Yes, inevitable, anticipated, and yet a surprise in its sudden arrival, which caused him to pitch ahead, throwing his hands out in an effort to break the spill he was taking, feeling a rip at the knees of his favorite trousers, scraping the flesh from his left cheek and scuffing his nose, lips, and brow so that there was nothing left but to make the best of a situation by searching about on the ground for the line he had missed or maybe tripped over. Now on all fours and still seeking the line, he felt strong arms grip, then lift him, guiding him to the back seat of a waiting sedan. Reporters had a word for it, but it was something he couldn’t name right then except after a fashion by forming on his lips, now bruised and cracked by the impact, a rhetorical question that went very much like, “What did you expect under the circumstances, surrounded by unfriendly forces?”
Impossible to resist, the Coriolis force.

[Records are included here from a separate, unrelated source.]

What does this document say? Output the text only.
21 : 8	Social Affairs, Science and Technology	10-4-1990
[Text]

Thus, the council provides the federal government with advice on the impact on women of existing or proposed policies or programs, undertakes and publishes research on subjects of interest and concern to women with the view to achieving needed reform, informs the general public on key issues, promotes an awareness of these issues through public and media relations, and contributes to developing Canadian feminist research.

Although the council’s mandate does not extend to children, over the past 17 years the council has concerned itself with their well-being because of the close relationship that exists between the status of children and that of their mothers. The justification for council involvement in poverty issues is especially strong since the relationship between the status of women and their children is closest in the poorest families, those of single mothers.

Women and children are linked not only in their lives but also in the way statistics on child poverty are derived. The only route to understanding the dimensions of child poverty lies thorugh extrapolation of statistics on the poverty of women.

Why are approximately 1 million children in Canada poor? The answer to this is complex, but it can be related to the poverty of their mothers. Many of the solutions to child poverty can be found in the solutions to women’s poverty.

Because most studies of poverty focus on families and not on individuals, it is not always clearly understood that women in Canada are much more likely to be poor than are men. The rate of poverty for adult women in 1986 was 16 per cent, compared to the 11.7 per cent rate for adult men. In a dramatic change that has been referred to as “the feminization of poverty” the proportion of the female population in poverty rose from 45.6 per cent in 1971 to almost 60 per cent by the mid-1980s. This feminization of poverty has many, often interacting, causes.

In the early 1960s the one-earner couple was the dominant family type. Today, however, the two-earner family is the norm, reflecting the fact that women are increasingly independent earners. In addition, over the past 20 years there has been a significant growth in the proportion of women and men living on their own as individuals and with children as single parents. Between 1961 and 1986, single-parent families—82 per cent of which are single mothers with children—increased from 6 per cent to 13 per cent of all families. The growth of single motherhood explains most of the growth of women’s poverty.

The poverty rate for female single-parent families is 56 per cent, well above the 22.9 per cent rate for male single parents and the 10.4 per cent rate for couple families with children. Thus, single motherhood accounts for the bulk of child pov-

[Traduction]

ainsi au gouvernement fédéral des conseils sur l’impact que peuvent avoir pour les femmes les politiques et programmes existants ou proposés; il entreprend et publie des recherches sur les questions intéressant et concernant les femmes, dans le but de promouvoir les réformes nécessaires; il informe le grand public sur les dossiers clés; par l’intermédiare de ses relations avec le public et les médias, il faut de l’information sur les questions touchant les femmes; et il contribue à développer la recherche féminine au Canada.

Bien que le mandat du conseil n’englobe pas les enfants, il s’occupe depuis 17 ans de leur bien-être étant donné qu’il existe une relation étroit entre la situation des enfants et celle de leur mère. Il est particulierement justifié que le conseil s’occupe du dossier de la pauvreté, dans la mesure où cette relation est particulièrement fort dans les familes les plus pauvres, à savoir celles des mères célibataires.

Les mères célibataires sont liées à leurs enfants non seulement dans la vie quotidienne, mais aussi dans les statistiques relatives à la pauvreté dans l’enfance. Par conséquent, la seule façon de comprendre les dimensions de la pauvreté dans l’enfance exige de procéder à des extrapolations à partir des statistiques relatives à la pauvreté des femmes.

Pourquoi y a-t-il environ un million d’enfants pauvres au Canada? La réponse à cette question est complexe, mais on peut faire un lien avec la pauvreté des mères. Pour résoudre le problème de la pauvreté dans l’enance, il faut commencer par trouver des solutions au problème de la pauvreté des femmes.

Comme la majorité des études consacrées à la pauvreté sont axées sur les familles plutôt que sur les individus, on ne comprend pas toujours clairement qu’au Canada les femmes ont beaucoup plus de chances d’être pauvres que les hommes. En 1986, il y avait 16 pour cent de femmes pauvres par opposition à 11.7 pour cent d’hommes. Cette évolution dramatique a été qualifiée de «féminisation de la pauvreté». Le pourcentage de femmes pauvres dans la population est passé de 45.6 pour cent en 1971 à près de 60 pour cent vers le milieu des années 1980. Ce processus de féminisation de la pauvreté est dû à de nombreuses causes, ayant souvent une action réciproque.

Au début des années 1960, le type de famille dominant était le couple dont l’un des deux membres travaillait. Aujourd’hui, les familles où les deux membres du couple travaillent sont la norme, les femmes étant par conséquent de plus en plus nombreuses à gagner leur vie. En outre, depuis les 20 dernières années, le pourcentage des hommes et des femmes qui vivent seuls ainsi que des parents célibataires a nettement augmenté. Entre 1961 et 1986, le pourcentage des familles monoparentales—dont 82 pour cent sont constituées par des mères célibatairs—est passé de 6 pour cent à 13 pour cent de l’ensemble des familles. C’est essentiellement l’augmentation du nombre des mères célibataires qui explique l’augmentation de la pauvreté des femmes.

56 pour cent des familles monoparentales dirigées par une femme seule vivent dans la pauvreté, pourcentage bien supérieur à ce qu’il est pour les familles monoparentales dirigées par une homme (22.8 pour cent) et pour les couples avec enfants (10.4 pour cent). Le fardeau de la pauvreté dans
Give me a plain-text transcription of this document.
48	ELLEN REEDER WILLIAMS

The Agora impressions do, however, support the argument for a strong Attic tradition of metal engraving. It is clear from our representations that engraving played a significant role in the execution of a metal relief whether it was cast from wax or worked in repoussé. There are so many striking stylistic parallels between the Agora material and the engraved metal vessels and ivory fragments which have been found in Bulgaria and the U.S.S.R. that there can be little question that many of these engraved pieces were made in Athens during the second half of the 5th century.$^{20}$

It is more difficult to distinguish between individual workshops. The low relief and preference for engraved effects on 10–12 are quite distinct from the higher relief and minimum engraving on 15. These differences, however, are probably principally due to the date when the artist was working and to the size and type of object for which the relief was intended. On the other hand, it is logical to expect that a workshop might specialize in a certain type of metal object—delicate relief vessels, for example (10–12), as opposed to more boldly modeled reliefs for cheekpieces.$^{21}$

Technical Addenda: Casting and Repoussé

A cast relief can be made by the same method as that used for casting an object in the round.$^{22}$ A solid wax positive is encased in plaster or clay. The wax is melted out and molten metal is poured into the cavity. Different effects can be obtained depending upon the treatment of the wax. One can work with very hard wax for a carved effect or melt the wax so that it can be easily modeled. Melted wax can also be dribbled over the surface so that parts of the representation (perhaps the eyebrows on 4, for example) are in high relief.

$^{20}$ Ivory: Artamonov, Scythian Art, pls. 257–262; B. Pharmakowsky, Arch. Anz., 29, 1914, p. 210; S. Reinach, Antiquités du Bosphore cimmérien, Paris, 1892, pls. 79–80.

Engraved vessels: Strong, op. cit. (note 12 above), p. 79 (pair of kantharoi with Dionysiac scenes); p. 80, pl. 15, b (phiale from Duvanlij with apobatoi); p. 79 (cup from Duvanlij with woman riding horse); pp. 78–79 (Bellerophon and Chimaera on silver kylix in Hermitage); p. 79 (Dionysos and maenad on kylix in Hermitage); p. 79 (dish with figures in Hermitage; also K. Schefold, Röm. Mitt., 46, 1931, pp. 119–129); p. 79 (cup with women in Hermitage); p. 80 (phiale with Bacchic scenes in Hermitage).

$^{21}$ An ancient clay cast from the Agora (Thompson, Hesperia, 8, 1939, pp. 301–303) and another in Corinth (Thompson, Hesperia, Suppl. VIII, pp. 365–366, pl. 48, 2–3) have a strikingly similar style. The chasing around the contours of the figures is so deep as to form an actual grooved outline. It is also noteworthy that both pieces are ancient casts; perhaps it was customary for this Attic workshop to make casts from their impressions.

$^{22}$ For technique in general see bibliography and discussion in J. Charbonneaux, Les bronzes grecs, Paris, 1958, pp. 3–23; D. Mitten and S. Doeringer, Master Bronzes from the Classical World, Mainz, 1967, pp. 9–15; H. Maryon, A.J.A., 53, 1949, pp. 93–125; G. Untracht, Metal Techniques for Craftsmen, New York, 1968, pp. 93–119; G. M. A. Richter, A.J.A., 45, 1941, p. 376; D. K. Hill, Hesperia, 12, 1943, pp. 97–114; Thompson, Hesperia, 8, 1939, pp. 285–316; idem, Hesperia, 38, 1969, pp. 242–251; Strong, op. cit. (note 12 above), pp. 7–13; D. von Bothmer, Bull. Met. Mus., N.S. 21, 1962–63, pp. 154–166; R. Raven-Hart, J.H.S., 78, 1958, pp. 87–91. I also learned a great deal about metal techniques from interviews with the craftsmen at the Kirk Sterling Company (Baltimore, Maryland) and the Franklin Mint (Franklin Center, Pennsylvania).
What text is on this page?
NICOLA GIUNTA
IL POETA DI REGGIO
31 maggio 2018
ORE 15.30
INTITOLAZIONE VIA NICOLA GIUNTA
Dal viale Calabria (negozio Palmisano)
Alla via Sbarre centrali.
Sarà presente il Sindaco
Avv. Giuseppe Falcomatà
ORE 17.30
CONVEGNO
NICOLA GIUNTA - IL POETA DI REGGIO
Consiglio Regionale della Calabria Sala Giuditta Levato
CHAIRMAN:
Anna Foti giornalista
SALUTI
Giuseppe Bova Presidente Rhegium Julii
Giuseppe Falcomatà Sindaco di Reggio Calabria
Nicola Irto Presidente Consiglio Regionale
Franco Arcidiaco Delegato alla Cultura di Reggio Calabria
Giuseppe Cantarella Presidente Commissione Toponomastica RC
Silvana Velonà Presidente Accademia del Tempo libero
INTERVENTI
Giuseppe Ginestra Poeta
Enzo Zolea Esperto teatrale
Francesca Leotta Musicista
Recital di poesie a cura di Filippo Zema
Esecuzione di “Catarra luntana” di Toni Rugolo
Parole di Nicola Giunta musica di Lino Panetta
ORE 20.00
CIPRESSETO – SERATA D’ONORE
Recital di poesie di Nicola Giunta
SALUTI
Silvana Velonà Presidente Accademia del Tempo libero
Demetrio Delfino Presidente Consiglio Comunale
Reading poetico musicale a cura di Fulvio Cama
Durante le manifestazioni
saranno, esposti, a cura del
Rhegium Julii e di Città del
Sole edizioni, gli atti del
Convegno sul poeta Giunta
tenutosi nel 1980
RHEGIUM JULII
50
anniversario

Numbers too great, as well, for him to continue the struggle. Passive resistance, he’d make that his fallback strategy. He was glad to be lying on the seat with his eyes closed. Otherwise he might have to face the prospect, the strain, of the world folding in on itself. Besides, he could find physical comfort, there on the seat, and an interlude wherein he could gather his thoughts. Thinking, the missing element in so many defeats, was the final necessity in the fight for survival. Let them have a go at him, then, do with him whatever they wished, he concluded, determined to endure, for there was the report of a labyrinth, at least he thought there was one, consisting of a single straight line, on which better men than he had stumbled and lost their way. For you could trip or get trapped in a labyrinth. Make a misstep or take the wrong turn and things could happen, like the situation he was facing right then.
He was musing on that hazard when an idea occurred. Maybe next time they decided to put him to the test, they could find a labyrinth like that one, but one consisting of a single straight line visible, unmoving, and finite because if wise men, on approaching the problem, couldn’t find a solution, neither could he. At least, that’s what he wanted to say to the trooper or anyone else who might happen along. There was no line. So why not just let him get on down the road?